Our health care costs are now approaching almost a fifth of our GDP. Research is critical to our knowing what and where to invest and where not to invest. Overstated or unsubstantiated findings are not helpful for translating evidence into effective policy, and contribute to public, policymaker and media perceptions (often accurate) of unreliable, flip-flopping research findings Health care research must be based on the strongest feasible designs, and not on protocols that affirm our biases, support hidden funding sources, or obscure wise policy choices.
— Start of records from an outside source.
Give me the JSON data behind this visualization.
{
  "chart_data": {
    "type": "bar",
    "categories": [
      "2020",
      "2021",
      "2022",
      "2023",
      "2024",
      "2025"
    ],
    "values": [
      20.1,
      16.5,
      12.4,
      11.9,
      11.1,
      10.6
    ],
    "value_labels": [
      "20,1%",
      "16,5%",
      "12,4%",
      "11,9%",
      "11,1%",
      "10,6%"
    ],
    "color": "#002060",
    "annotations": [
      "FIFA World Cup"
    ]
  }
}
The 2005 RAND study was an example of the latter type of protocols; by correcting the research record, RAND's 2013 article moved us along the road to ensuring that our research supports good policy decisions rather than thwarting them. Rather than minimizing the difference between these two articles, as Mr. Wasserman does, we should seek to understand them and use them to guide our research designs going forward.
Editor's Note
Dr. Ross Koppel worked with the second author of the RAND 2013 article, Dr. Spencer Jones. Jones was a researcher and coauthor on a project supported by DHHS' Agency for Healthcare Research and Quality (AHRQ) that addressed unintended consequences of implementing EHRs. He was paid a consulting fee via RAND for his work with Dr. Spencer on this project.